Acórdão 1358037, 07030913620208070018, Relator: Des. EUSTÁQUIO DE CASTRO, Oitava Turma Cível, data de julgamento: 22/7/2021, publicado no DJe: 3/8/2021.

Direito do Consumidor

Exame toxicológico para renovação de CNH de motorista profissional – presença de substâncias proibidas – ausência de falha na prestação de serviço laboratorial

Não há defeito na prestação de serviço de testagem toxicológica que revela a presença de substância proibida em análises de prova e contraprova, quando respeitado o intervalo de detecção entre os exames e utilizado método de coleta de amostras adequado para as circunstâncias. Um motorista profissional pleiteou a renovação da carteira nacional de habilitação (CNH) e submeteu-se a exame toxicológico em laboratório conveniado ao órgão de trânsito local, conforme exigência do art. 148-A do Código de Trânsito Brasileiro. O primeiro teste, realizado com amostras de cabelo, teve resultado positivo para duas substâncias ilícitas, o que resultou na suspensão provisória da habilitação. Em razão disso, o sujeito alegou ter sido demitido da empresa de transporte de passageiros em que trabalhava. Após a contraprova, também positiva, o condutor ajuizou ação de reparação de danos contra o laboratório credenciado e sustentou nunca ter feito uso de tais elementos proibidos. Informou, ainda, ter realizado exames em outros laboratórios, cujos resultados deram negativo. O Juízo Sentenciante julgou improcedentes os pedidos por ausência de erro no resultado do exame ou demonstração de falha na prestação dos serviços. Na análise do recurso interposto pelo autor, os Desembargadores consignaram que o ofício de motorista profissional requer a testagem periódica para renovação de CNH e que o autor teve a oportunidade de fazer a contraprova, de acordo com as determinações da Resolução Contran 691/2017 e da Portaria 116/2015 do Ministério do Trabalho e Previdência Social. Destacaram que houve a coleta de duas amostras no dia do exame inicial para eventual reexame e, refeita a testagem com a porção extra, foi confirmada a presença das substâncias cocaína e benzoilecgonina, encontradas na primeira avaliação. O Colegiado ressaltou que a tese defensiva de que exames posteriores infirmariam o resultado da clínica credenciada não prospera. Primeiro, porque não existe prova nos autos acerca da realização do procedimento em um dos laboratórios mencionados pelo autor; e, segundo, porque na clínica onde os testes foram efetivamente feitos o período de tempo abrangido (janela de detecção) e a amostra biológica utilizada não foram os mesmos daquela análise inicial. Com isso, a Turma negou provimento ao recurso.

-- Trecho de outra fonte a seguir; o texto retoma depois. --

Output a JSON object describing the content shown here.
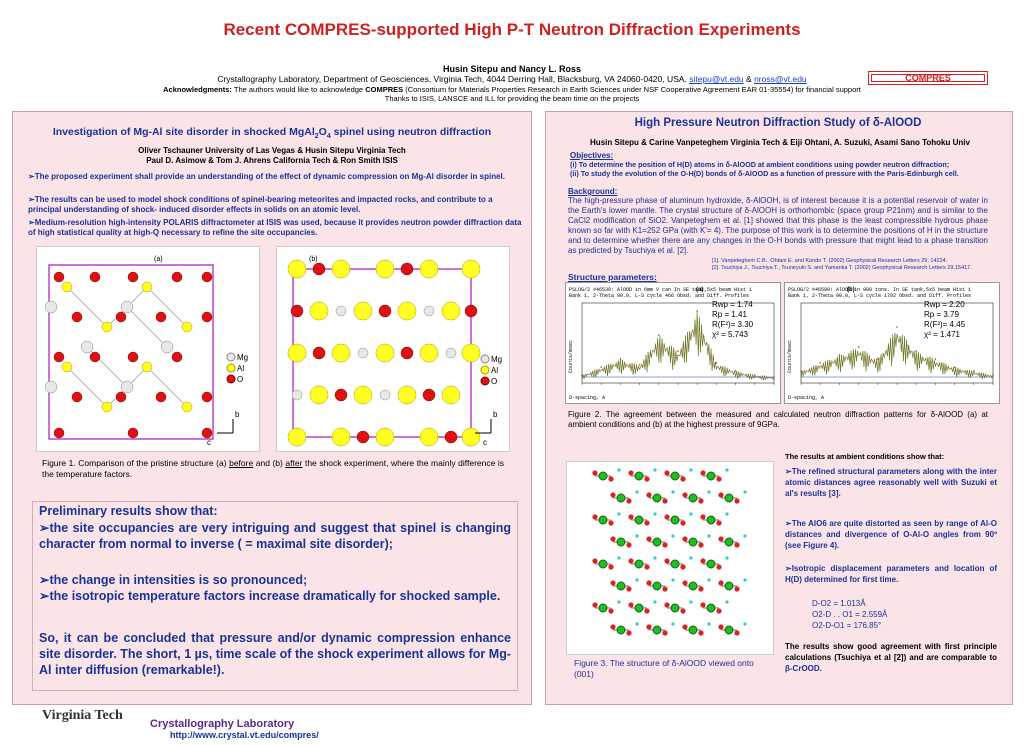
{
  "title": "Recent COMPRES-supported High P-T Neutron Diffraction Experiments",
  "authors": "Husin Sitepu and Nancy L. Ross",
  "affiliation": "Crystallography Laboratory, Department of Geosciences, Virginia Tech, 4044 Derring Hall, Blacksburg, VA 24060-0420, USA.",
  "email1": "sitepu@vt.edu",
  "amp": "&",
  "email2": "nross@vt.edu",
  "ack_label": "Acknowledgments:",
  "ack_text1": "The authors would like to acknowledge",
  "ack_compres": "COMPRES",
  "ack_text2": "(Consortium for Materials Properties Research in Earth Sciences under NSF Cooperative Agreement EAR 01-35554) for financial support",
  "ack_text3": "Thanks to ISIS, LANSCE and ILL for providing the beam time on the projects",
  "compres_logo": "COMPRES",
  "left": {
    "title": "Investigation of Mg-Al site disorder in shocked MgAl",
    "title_sub1": "2",
    "title_o": "O",
    "title_sub2": "4",
    "title_end": " spinel using neutron diffraction",
    "author_line1": "Oliver Tschauner   University of Las Vegas  &  Husin Sitepu  Virginia Tech",
    "author_line2": "Paul D. Asimow & Tom J. Ahrens  California Tech  &  Ron Smith  ISIS",
    "bullets": [
      "➢The proposed experiment shall provide an understanding of the effect of dynamic   compression on Mg-Al disorder in spinel.",
      "➢The results can be used to model shock conditions of spinel-bearing meteorites  and impacted rocks, and contribute to a principal understanding of shock- induced disorder effects in solids on an atomic level.",
      "➢Medium-resolution high-intensity POLARIS diffractometer at ISIS was used, because it provides neutron powder diffraction data of high statistical quality at high-Q necessary to refine the site occupancies."
    ],
    "fig_a": "(a)",
    "fig_b": "(b)",
    "legend": [
      "Mg",
      "Al",
      "O"
    ],
    "axis_b": "b",
    "axis_c": "c",
    "fig1_caption_pre": "Figure 1.  Comparison  of  the  pristine  structure  (a)  ",
    "fig1_before": "before",
    "fig1_mid": "  and  (b)  ",
    "fig1_after": "after",
    "fig1_end": "  the  shock experiment, where the mainly difference is the temperature factors.",
    "prelim_title": "Preliminary results show that:",
    "prelim_items": [
      "➢the site occupancies are very intriguing and suggest that spinel is changing character from normal to inverse ( = maximal site disorder);",
      "➢the change in intensities is so pronounced;",
      "➢the isotropic temperature factors increase dramatically for shocked sample."
    ],
    "conclusion": "So, it can be concluded that pressure and/or dynamic compression enhance site disorder. The short, 1 µs, time scale of the shock experiment allows for Mg-Al inter diffusion (remarkable!)."
  },
  "right": {
    "title": "High Pressure Neutron Diffraction Study of δ-AlOOD",
    "authors": "Husin Sitepu & Carine Vanpeteghem Virginia Tech  &  Eiji Ohtani, A. Suzuki, Asami Sano  Tohoku Univ",
    "objectives_label": "Objectives:",
    "objectives": [
      "(i)  To determine the position of H(D) atoms in δ-AlOOD at ambient conditions using powder neutron diffraction;",
      "(ii) To study the evolution of the O-H(D) bonds of δ-AlOOD as a function of pressure with the Paris-Edinburgh cell."
    ],
    "background_label": "Background:",
    "background": "The high-pressure phase of aluminum hydroxide, δ-AlOOH, is of interest because it is a potential reservoir of water in the Earth's lower mantle.  The crystal structure of δ-AlOOH is orthorhombic (space group P21nm) and is similar to the CaCl2 modification of SiO2. Vanpeteghem et al. [1] showed that this phase is the least compressible hydrous phase known so far with K1=252 GPa (with K'= 4). The purpose of this work is to determine the positions of H in the structure and to determine whether there are any changes in the O-H bonds with pressure that might lead to a phase transition as predicted by Tsuchiya et al. [2].",
    "ref1": "[1]. Vanpeteghem C.B., Ohtani E. and Kondo T. (2002) Geophysical Research Letters 29, 14224.",
    "ref2": "[2]. Tsuchiya J., Tsuchiya T., Tsuneyuki S. and Yamanka T. (2002) Geophysical Research Letters 29,15417.",
    "structure_label": "Structure parameters:",
    "chart_a_header": "PSLOG/2 #46539:  AlOOD in 6mm V can   In SE tank,5x5 beam Hist  1",
    "chart_a_header2": "Bank  1, 2-Theta   90.0, L-S cycle  466 Obsd. and Diff. Profiles",
    "chart_b_header": "PSLOG/2 #46590: AlOOD in 900 tons.    In SE tank,5x5 beam Hist  1",
    "chart_b_header2": "Bank  1, 2-Theta   90.0, L-S cycle 1792 Obsd. and Diff. Profiles",
    "chart_a_label": "(a)",
    "chart_b_label": "(b)",
    "stats_a": [
      "Rwp  = 1.74",
      "Rp    = 1.41",
      "R(F²)= 3.30",
      "χ² = 5.743"
    ],
    "stats_b": [
      "Rwp  = 2.20",
      "Rp    = 3.79",
      "R(F²)= 4.45",
      "χ² = 1.471"
    ],
    "x_label": "D-spacing, A",
    "y_label": "Counts/msec",
    "fig2_caption": "Figure  2.  The  agreement  between  the  measured  and  calculated  neutron  diffraction  patterns  for δ-AlOOD (a) at ambient conditions and (b) at the highest pressure of  9GPa.",
    "results_title": "The results at ambient conditions show that:",
    "results": [
      "➢The  refined  structural  parameters  along with the inter atomic distances agree reasonably  well  with  Suzuki  et  al's results [3].",
      "➢The AlO6 are quite distorted as seen by range of Al-O distances and divergence of O-Al-O angles from 90º (see Figure 4).",
      "➢Isotropic  displacement  parameters  and location of  H(D) determined for first time."
    ],
    "distances": [
      "D-O2 = 1.013Å",
      "O2-D . . O1 = 2.559Å",
      "O2-D-O1 = 176.85°"
    ],
    "fig3_caption": "Figure 3. The structure of δ-AlOOD viewed onto (001)",
    "final_text_pre": "The results show good agreement with first principle calculations (Tsuchiya et al [2]) and are comparable to ",
    "final_text_end": "β-CrOOD."
  },
  "footer": {
    "vt_logo": "Virginia Tech",
    "lab": "Crystallography Laboratory",
    "url": "http://www.crystal.vt.edu/compres/"
  },
  "chart_data": [
    {
      "type": "line",
      "title": "PSLOG/2 #46539:  AlOOD in 6mm V can   In SE tank,5x5 beam Hist  1",
      "xlabel": "D-spacing, A",
      "ylabel": "Counts/msec",
      "x": [
        0.6,
        0.8,
        1.0,
        1.2,
        1.4,
        1.6,
        1.8,
        2.0,
        2.2,
        2.4,
        2.6
      ],
      "series": [
        {
          "values": [
            0.8,
            1.6,
            2.4,
            1.8,
            4.8,
            3.2,
            7.2,
            2.0,
            1.2,
            0.8,
            0.6
          ]
        }
      ]
    },
    {
      "type": "line",
      "title": "PSLOG/2 #46590: AlOOD in 900 tons.    In SE tank,5x5 beam Hist  1",
      "xlabel": "D-spacing, A",
      "ylabel": "Counts/msec",
      "x": [
        0.6,
        0.8,
        1.0,
        1.2,
        1.4,
        1.6,
        1.8,
        2.0,
        2.2,
        2.4,
        2.6
      ],
      "series": [
        {
          "values": [
            1.2,
            2.0,
            2.8,
            3.6,
            2.4,
            5.6,
            3.2,
            2.4,
            1.6,
            1.2,
            0.8
          ]
        }
      ]
    }
  ]
}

Acórdão 1355464, 07038802920208070020, Relator: Des. CRUZ MACEDO, Sétima Turma Cível, data de julgamento: 14/7/2021, publicado no DJe: 27/7/2021.

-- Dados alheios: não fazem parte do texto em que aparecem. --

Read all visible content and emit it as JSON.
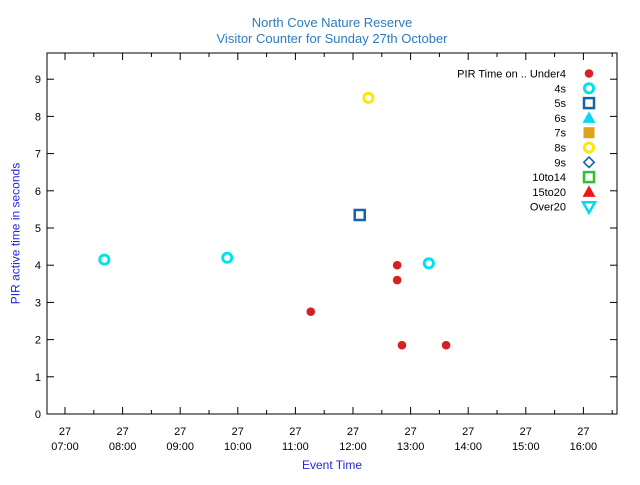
{
  "title": {
    "line1": "North Cove Nature Reserve",
    "line2": "Visitor Counter for Sunday 27th October"
  },
  "colors": {
    "title_text": "#2d7bbf",
    "axis_label_text": "#2525dd",
    "tick_text": "#000000",
    "border": "#000000",
    "background": "#ffffff"
  },
  "chart_data": {
    "type": "scatter",
    "title": "North Cove Nature Reserve",
    "subtitle": "Visitor Counter for Sunday 27th October",
    "xlabel": "Event Time",
    "ylabel": "PIR active time in seconds",
    "x_axis": {
      "tick_day_label": "27",
      "tick_times": [
        "07:00",
        "08:00",
        "09:00",
        "10:00",
        "11:00",
        "12:00",
        "13:00",
        "14:00",
        "15:00",
        "16:00"
      ],
      "minor_tick_interval_minutes": 30,
      "range": [
        "06:41",
        "16:36"
      ]
    },
    "y_axis": {
      "tick_labels": [
        "0",
        "1",
        "2",
        "3",
        "4",
        "5",
        "6",
        "7",
        "8",
        "9"
      ],
      "range": [
        0,
        9.7
      ]
    },
    "legend_position": "top-right-inside",
    "series": [
      {
        "name": "PIR Time on .. Under4",
        "marker": "circle-filled",
        "color": "#d42122",
        "points": [
          {
            "time": "11:16",
            "seconds": 2.75
          },
          {
            "time": "12:46",
            "seconds": 4.0
          },
          {
            "time": "12:46",
            "seconds": 3.6
          },
          {
            "time": "12:51",
            "seconds": 1.85
          },
          {
            "time": "13:37",
            "seconds": 1.85
          }
        ]
      },
      {
        "name": "4s",
        "marker": "circle-open",
        "color": "#00e2ea",
        "points": [
          {
            "time": "07:41",
            "seconds": 4.15
          },
          {
            "time": "09:49",
            "seconds": 4.2
          },
          {
            "time": "13:19",
            "seconds": 4.05
          }
        ]
      },
      {
        "name": "5s",
        "marker": "square-open",
        "color": "#1563a9",
        "points": [
          {
            "time": "12:07",
            "seconds": 5.35
          }
        ]
      },
      {
        "name": "6s",
        "marker": "triangle-up-filled",
        "color": "#00dcee",
        "points": []
      },
      {
        "name": "7s",
        "marker": "square-filled",
        "color": "#dfa118",
        "points": []
      },
      {
        "name": "8s",
        "marker": "circle-open",
        "color": "#ffe800",
        "points": [
          {
            "time": "12:16",
            "seconds": 8.5
          }
        ]
      },
      {
        "name": "9s",
        "marker": "diamond-open",
        "color": "#1563a9",
        "points": []
      },
      {
        "name": "10to14",
        "marker": "square-open",
        "color": "#2cc42c",
        "points": []
      },
      {
        "name": "15to20",
        "marker": "triangle-up-filled",
        "color": "#ee1717",
        "points": []
      },
      {
        "name": "Over20",
        "marker": "triangle-down-open",
        "color": "#00dcee",
        "points": []
      }
    ]
  }
}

Troca de combustível em abastecimento de veículo – responsabilidade objetiva por prejuízo a cliente

Nas relações de consumo, o fornecedor tem responsabilidade objetiva em relação às falhas na prestação do serviço. Presentes os requisitos de verossimilhança da alegação ou de hipossuficiência material do consumidor quanto à elucidação dos fatos, a inversão do ônus da prova é medida imperativa, de forma a impor ao réu a comprovação da falsidade das argumentações contidas na inicial. Na hipótese, cliente de posto de combustível pleiteou em Juízo reparação de danos materiais e morais contra a empresa, em razão de falha na prestação do serviço prestado pelo frentista, que teria abastecido caminhão de pequeno porte com tipo errado de combustível. O requerente alegou que sofrera prejuízos em decorrência de problemas mecânicos no motor, causados pelo equívoco no momento do abastecimento. Ao analisar as provas produzidas – notas fiscais dos reparos –, o Juízo singular entendeu pela procedência do pedido de indenização por danos materiais, no valor de três mil reais, mas rejeitou o pleito de danos extrapatrimoniais, por não vislumbrar violação aos direitos da personalidade. Interposto recurso inominado pela requerida, os Juízes consignaram que a relação jurídica estabelecida entre as partes é de natureza consumerista, situação que atrai, portanto, regras pertinentes à responsabilidade objetiva na prestação do serviço, conforme arts. 12 e 14 do Código de Defesa do Consumidor. No exame da matéria recursal, os Julgadores rejeitaram preliminar de ilegitimidade ativa por constar no Certificado de Registro e Licenciamento do Veículo nome de terceira pessoa, uma vez que há procuração pública outorgada em data anterior ao evento, transferindo ao autor amplos poderes sobre o bem. Com efeito, os Magistrados reconheceram o nexo de causalidade entre o abastecimento e os danos causados no motor do carro, porquanto comprovada a presença de considerável volume de diesel em local destinado a combustível antipoluente (subtanque de arla). Assim, invertido o ônus da prova em favor do consumidor, a Turma concluiu que a empresa não demonstrou fato impeditivo, modificativo ou extintivo do direito alegado na exordial (art. 373, II, do Código de Processo Civil). Por fim, o Colegiado julgou improcedente o recurso, para manter a condenação por danos materiais.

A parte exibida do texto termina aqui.